When asked whether the higher charge would violate the U.S. agreement with the European Union, Greer said he would speak later on “how that might accommodate other countries.” He repeatedly suggested the changes would not result in a larger cumulative rate for certain economies with trade agreements, a positive signal for the EU, U.K. and others that faced a higher tariff burden under a blanket 15% levy.
“The point is to recreate the policy that we’ve developed over the past year, to give continuity and be able to be in a position where we can honor the deals, but also have enforcement available,” Greer said.
U.K. Business and Trade Secretary Peter Kyle said Feb. 25 that it is his “belief” that London’s trade framework “remains intact.”
“As we move forward into the coming days and we get certainty, it is certainly my hope that the 10% tariff rate will remain intact as well,” Kyle said during a news conference in Brussels.
Greer said it could take “a couple months” for the administration to re-establish Trump’s tariff regime in ways that uphold existing agreements in the wake of the court defeat. The president is imposing his baseline tariff under Section 122 of the 1974 Trade Act, which allows him to apply that duty for as many as 150 days without congressional approval.
Officials have said they plan to use that time to carry out trade investigations under other authorities, which opens the door to more permanent tariffs on products from specific countries and industries that would replace the global charge.
Similarly, Greer said the U.S. is seeking to maintain levies on Chinese goods within a range of 35% to 50%, depending on the product. Trump is expected to meet with his counterpart Xi Jinping in China in late March or early April to discuss an extension of their nations’ tariff truce.
“We expect that level to remain in place. We don’t intend to escalate beyond that. We intend to really stick to the deal that we had before,” Greer said Feb. 25 on Fox Business.
Greer said on Bloomberg that talks are ongoing over the North American trade agreement, known as USMCA, and reiterated Trump’s frustration with the deal he negotiated during his first term. He cited complaints with Mexican treatment of U.S. energy firms, Canadian dairy rules and Canadian boycotts of American liquor, as well as the risk of transshipment through both countries.

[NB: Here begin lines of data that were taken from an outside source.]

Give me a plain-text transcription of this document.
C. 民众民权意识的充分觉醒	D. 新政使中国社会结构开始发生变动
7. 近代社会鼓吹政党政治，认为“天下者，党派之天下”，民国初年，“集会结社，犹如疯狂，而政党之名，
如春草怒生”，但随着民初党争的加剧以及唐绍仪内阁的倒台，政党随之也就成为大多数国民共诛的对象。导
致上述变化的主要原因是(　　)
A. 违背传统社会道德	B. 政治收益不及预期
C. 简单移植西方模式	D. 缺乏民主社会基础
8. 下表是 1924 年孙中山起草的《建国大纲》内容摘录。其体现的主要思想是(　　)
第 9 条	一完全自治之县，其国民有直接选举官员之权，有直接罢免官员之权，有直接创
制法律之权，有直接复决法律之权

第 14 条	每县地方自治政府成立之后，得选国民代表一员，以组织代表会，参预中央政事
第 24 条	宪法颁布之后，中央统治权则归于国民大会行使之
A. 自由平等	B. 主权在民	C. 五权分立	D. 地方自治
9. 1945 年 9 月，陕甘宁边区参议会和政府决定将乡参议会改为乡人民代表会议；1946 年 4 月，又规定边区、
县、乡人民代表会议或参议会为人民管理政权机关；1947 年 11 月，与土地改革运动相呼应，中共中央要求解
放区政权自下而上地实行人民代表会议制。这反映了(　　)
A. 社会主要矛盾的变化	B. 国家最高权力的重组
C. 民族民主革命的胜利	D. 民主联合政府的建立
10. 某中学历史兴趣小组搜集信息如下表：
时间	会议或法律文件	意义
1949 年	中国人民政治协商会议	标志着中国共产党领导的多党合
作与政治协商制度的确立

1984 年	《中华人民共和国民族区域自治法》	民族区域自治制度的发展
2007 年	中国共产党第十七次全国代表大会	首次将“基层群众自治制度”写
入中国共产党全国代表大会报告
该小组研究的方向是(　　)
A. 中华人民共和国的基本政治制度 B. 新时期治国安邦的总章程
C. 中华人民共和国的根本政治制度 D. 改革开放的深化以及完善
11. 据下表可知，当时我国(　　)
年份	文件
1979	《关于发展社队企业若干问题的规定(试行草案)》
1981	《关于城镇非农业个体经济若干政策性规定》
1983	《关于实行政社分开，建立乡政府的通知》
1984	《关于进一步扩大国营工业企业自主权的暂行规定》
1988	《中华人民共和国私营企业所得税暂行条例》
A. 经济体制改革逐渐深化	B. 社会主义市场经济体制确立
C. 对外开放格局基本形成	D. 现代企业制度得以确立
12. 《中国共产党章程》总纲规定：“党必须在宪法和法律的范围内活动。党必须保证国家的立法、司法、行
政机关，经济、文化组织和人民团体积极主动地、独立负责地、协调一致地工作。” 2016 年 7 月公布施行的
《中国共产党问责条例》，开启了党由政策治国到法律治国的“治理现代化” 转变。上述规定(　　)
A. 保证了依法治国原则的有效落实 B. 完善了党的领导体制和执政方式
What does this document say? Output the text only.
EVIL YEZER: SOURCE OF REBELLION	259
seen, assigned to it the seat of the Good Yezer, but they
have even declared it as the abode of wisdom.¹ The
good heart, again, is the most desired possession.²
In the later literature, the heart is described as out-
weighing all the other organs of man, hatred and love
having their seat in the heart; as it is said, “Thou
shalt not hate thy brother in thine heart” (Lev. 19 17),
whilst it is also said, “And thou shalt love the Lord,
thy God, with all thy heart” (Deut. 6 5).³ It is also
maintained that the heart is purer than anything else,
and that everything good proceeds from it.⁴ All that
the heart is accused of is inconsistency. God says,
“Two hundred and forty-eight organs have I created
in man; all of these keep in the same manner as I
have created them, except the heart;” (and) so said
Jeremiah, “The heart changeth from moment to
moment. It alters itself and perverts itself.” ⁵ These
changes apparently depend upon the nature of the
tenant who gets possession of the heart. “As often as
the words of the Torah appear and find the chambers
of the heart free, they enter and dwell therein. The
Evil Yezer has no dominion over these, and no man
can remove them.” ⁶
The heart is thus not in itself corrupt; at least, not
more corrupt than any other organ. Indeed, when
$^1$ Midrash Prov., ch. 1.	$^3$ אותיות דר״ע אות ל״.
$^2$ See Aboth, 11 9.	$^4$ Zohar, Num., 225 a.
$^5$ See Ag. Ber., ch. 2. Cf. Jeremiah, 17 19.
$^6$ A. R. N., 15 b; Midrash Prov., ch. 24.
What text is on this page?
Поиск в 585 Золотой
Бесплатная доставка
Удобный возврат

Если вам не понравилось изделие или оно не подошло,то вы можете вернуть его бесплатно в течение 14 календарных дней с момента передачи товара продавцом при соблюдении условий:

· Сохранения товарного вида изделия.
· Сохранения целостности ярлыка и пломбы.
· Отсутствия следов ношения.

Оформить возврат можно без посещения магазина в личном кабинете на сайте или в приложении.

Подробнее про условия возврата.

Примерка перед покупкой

But he signaled that discussions are aimed at a pair of side deals with the countries rather than a wholesale rewrite of the agreement.
“I’m having separate negotiations with Canada and Mexico because our relationships with those countries are so different, and so I think we’ll have, over the coming year, conversations,” he said. “Maybe we’ll have separate protocols with Canada and Mexico that we tack on to USMCA; we just have to fix some of the gaps in that.”
Greer acknowledged a Bloomberg News report that Trump has privately mused about quitting the pact altogether but downplayed the significance of the remarks.
“It’s not a secret,” Greer said. “The president has been really clear this year that he’s concerned with the performance of USMCA; he doesn’t feel that we should just rubber stamp this agreement.”